Nicholas Herbert Stern, Baron Stern of Brentford is a British economist, banker, and academic. He is the IG Patel Professor of Economics and Government and Chair of the Grantham Research Institute on Climate Change and the Environment at the London School of Economics (LSE), and 2010 Professor of Collège de France. He was President of the British Academy from 2013 to 2017, and was elected Fellow of the Royal Society in 2014.
Stern was elected a Fellow of the British Academy in 1993; he is also an Honorary Fellow of the American Academy of Arts and Sciences and a Foreign Honorary Member of both the American Economic Association and the American Philosophical Society. In the 2004 Queen's Birthday Honours he was made a Knight Bachelor, for services to Economics. On 18 October 2007, it was announced that Stern would receive a life peerage and was to be made a non-party political peer (i.e. would sit as a cross-bencher in the House of Lords). He was duly created Baron Stern of Brentford, of Elsted in the County of West Sussex and of Wimbledon in the London Borough of Merton on 10 December 2007. He is, however, usually addressed as Lord Stern, or Lord Stern of Brentford.
In 2006, he was elected as an Honorary Fellow at Peterhouse, Cambridge, and he is also an Honorary Fellow of St Catherine's College, Oxford.

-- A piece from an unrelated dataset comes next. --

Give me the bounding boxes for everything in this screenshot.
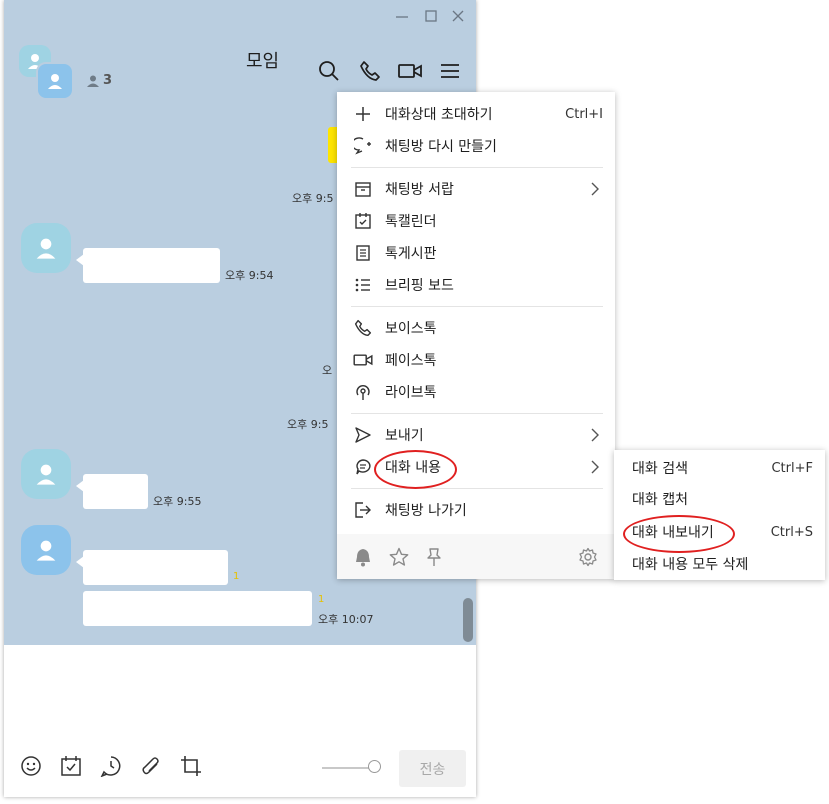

Stern was awarded an honorary Doctor of Science degree by the University of Warwick in 2006, an Honorary Doctor of International Relations degree by the Geneva School of Diplomacy and International Relations in 2007, an Honorary Doctor of Letters by the University of Sheffield in 2008, an Honorary Doctor by the Technische Universität Berlin in 2009 and also in 2009 an honorary degree of Doctor of Science from the University of Brighton.
In 2009, Stern was also awarded the Blue Planet Prize for his contributions to research on global environmental problems.

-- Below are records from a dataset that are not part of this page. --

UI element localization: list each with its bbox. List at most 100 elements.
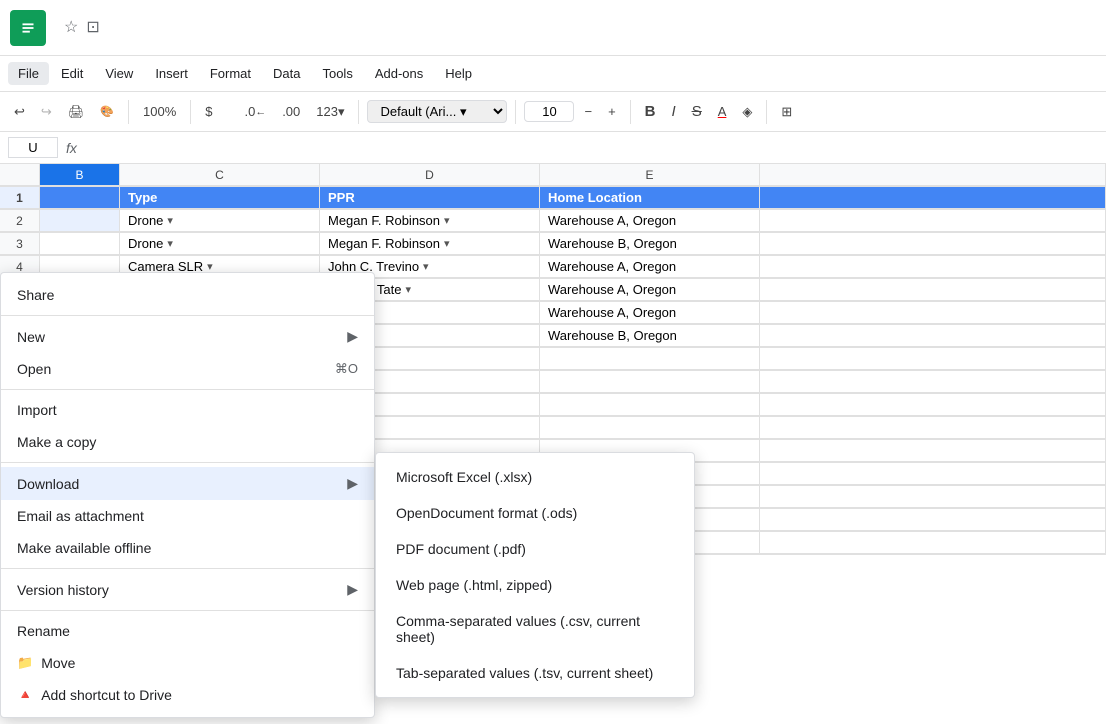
cell-3-c[interactable]: Drone ▾ bbox=[120, 233, 320, 255]
menu-addons[interactable]: Add-ons bbox=[365, 62, 433, 85]
cell-12-rest bbox=[760, 440, 1106, 462]
sheet-container: B C D E 1 Type PPR Home Location 2 Drone… bbox=[0, 164, 1106, 724]
cell-3-b[interactable] bbox=[40, 233, 120, 255]
cell-11-e[interactable] bbox=[540, 417, 760, 439]
percent-button[interactable] bbox=[223, 108, 235, 116]
download-csv[interactable]: Comma-separated values (.csv, current sh… bbox=[376, 603, 694, 655]
download-tsv[interactable]: Tab-separated values (.tsv, current shee… bbox=[376, 655, 694, 691]
cell-6-rest bbox=[760, 302, 1106, 324]
cell-reference-input[interactable] bbox=[8, 137, 58, 158]
menu-insert[interactable]: Insert bbox=[145, 62, 198, 85]
cell-2-d[interactable]: Megan F. Robinson ▾ bbox=[320, 210, 540, 232]
cell-15-rest bbox=[760, 509, 1106, 531]
row-num-3: 3 bbox=[0, 233, 40, 255]
col-header-empty bbox=[0, 164, 40, 186]
download-xlsx[interactable]: Microsoft Excel (.xlsx) bbox=[376, 459, 694, 495]
download-submenu: Microsoft Excel (.xlsx) OpenDocument for… bbox=[375, 452, 695, 698]
cell-4-e[interactable]: Warehouse A, Oregon bbox=[540, 256, 760, 278]
separator-5 bbox=[630, 100, 631, 124]
separator-6 bbox=[766, 100, 767, 124]
col-header-e[interactable]: E bbox=[540, 164, 760, 186]
text-color-button[interactable]: A bbox=[712, 100, 733, 123]
print-button[interactable]: 🖨 bbox=[62, 100, 91, 124]
drive-icon: 🔺 bbox=[17, 687, 33, 703]
format-number-button[interactable]: 123▾ bbox=[310, 100, 350, 124]
cell-2-b[interactable] bbox=[40, 210, 120, 232]
borders-button[interactable]: ⊞ bbox=[775, 100, 798, 124]
decimal-decrease-button[interactable]: .0← bbox=[239, 100, 273, 123]
folder-icon[interactable]: ⊡ bbox=[86, 17, 99, 37]
file-menu-make-copy[interactable]: Make a copy bbox=[1, 426, 374, 458]
menu-view[interactable]: View bbox=[95, 62, 143, 85]
menu-tools[interactable]: Tools bbox=[312, 62, 362, 85]
file-menu-divider-1 bbox=[1, 315, 374, 316]
cell-6-e[interactable]: Warehouse A, Oregon bbox=[540, 302, 760, 324]
menu-help[interactable]: Help bbox=[435, 62, 482, 85]
fill-color-button[interactable]: ◈ bbox=[736, 100, 758, 124]
cell-7-e[interactable]: Warehouse B, Oregon bbox=[540, 325, 760, 347]
menu-data[interactable]: Data bbox=[263, 62, 310, 85]
file-menu-rename[interactable]: Rename bbox=[1, 615, 374, 647]
cell-11-rest bbox=[760, 417, 1106, 439]
download-html[interactable]: Web page (.html, zipped) bbox=[376, 567, 694, 603]
currency-button[interactable]: $ bbox=[199, 100, 218, 123]
cell-3-e[interactable]: Warehouse B, Oregon bbox=[540, 233, 760, 255]
cell-10-e[interactable] bbox=[540, 394, 760, 416]
menu-edit[interactable]: Edit bbox=[51, 62, 93, 85]
undo-button[interactable]: ↩ bbox=[8, 100, 31, 124]
menu-format[interactable]: Format bbox=[200, 62, 261, 85]
cell-2-e[interactable]: Warehouse A, Oregon bbox=[540, 210, 760, 232]
file-menu-version-history[interactable]: Version history ▶ bbox=[1, 573, 374, 606]
app-icon bbox=[10, 10, 46, 46]
cell-4-rest bbox=[760, 256, 1106, 278]
font-selector[interactable]: Default (Ari... ▾ bbox=[367, 100, 507, 123]
file-menu-email-attachment[interactable]: Email as attachment bbox=[1, 500, 374, 532]
fx-icon: fx bbox=[66, 140, 77, 156]
font-size-input[interactable] bbox=[524, 101, 574, 122]
zoom-button[interactable]: 100% bbox=[137, 100, 182, 123]
col-header-b[interactable]: B bbox=[40, 164, 120, 186]
redo-button[interactable]: ↪ bbox=[35, 100, 58, 124]
file-menu-add-shortcut[interactable]: 🔺 Add shortcut to Drive bbox=[1, 679, 374, 711]
font-size-down[interactable]: − bbox=[578, 100, 598, 123]
file-menu-divider-3 bbox=[1, 462, 374, 463]
file-menu-move[interactable]: 📁 Move bbox=[1, 647, 374, 679]
download-pdf[interactable]: PDF document (.pdf) bbox=[376, 531, 694, 567]
paint-format-button[interactable]: 🎨 bbox=[94, 101, 120, 122]
formula-bar: fx bbox=[0, 132, 1106, 164]
file-menu-make-offline[interactable]: Make available offline bbox=[1, 532, 374, 564]
bold-button[interactable]: B bbox=[639, 99, 662, 124]
strikethrough-button[interactable]: S bbox=[686, 99, 708, 124]
col-header-d[interactable]: D bbox=[320, 164, 540, 186]
cell-1-c[interactable]: Type bbox=[120, 187, 320, 209]
file-menu-open[interactable]: Open ⌘O bbox=[1, 353, 374, 385]
menu-bar: File Edit View Insert Format Data Tools … bbox=[0, 56, 1106, 92]
file-menu-import[interactable]: Import bbox=[1, 394, 374, 426]
cell-5-e[interactable]: Warehouse A, Oregon bbox=[540, 279, 760, 301]
star-icon[interactable]: ☆ bbox=[64, 17, 78, 37]
separator-1 bbox=[128, 100, 129, 124]
cell-9-e[interactable] bbox=[540, 371, 760, 393]
separator-4 bbox=[515, 100, 516, 124]
file-menu-share[interactable]: Share bbox=[1, 279, 374, 311]
file-menu-divider-4 bbox=[1, 568, 374, 569]
cell-2-c[interactable]: Drone ▾ bbox=[120, 210, 320, 232]
download-ods[interactable]: OpenDocument format (.ods) bbox=[376, 495, 694, 531]
file-menu-new[interactable]: New ▶ bbox=[1, 320, 374, 353]
cell-8-e[interactable] bbox=[540, 348, 760, 370]
cell-7-rest bbox=[760, 325, 1106, 347]
cell-1-d[interactable]: PPR bbox=[320, 187, 540, 209]
separator-3 bbox=[358, 100, 359, 124]
italic-button[interactable]: I bbox=[666, 99, 682, 124]
col-header-c[interactable]: C bbox=[120, 164, 320, 186]
cell-2-rest bbox=[760, 210, 1106, 232]
cell-3-d[interactable]: Megan F. Robinson ▾ bbox=[320, 233, 540, 255]
separator-2 bbox=[190, 100, 191, 124]
cell-3-rest bbox=[760, 233, 1106, 255]
font-size-up[interactable]: + bbox=[602, 100, 622, 123]
file-menu-download[interactable]: Download ▶ bbox=[1, 467, 374, 500]
cell-1-e[interactable]: Home Location bbox=[540, 187, 760, 209]
menu-file[interactable]: File bbox=[8, 62, 49, 85]
decimal-increase-button[interactable]: .00 bbox=[276, 100, 306, 123]
cell-1-b[interactable] bbox=[40, 187, 120, 209]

Stern participated in one of the showings of The Age of Stupid at the RSA. At the after-showing webcast panel discussion was director Franny Armstrong, journalist George Monbiot, and the Met Office head of climate impacts Richard Betts. In 2009 Nicholas Stern lent his support to the 10:10 project, a movement encouraging people to take positive action on climate change by reducing their carbon emissions.
Stern received the 2010 BBVA Foundation Frontiers of Knowledge Award in the category of Climate Change for his "pioneering report that shaped and focused the discourse on the economics of climate change" and provided "a unique and robust basis for decision-making."
On 11 December 2013, Stern was awarded the 2013 Stephen H. Schneider Award for Outstanding Climate Science Communication by Climate One at The Commonwealth Club in San Francisco, California.
Stern was elected a Fellow of the Royal Society (FRS) in 2014 in recognition of his work challenging the world view on the economics of climate change. In 2016, he was elected a Fellow of the Academy of Social Sciences (FAcSS).
Stern was appointed Member of the Order of the Companions of Honour (CH) in the 2017 Birthday Honours for services to economics, international relations, and tackling climate change.
The Kiel Institute for the World Economy announced, that Stern will be awarded the Bernhard Harms Prize 2021.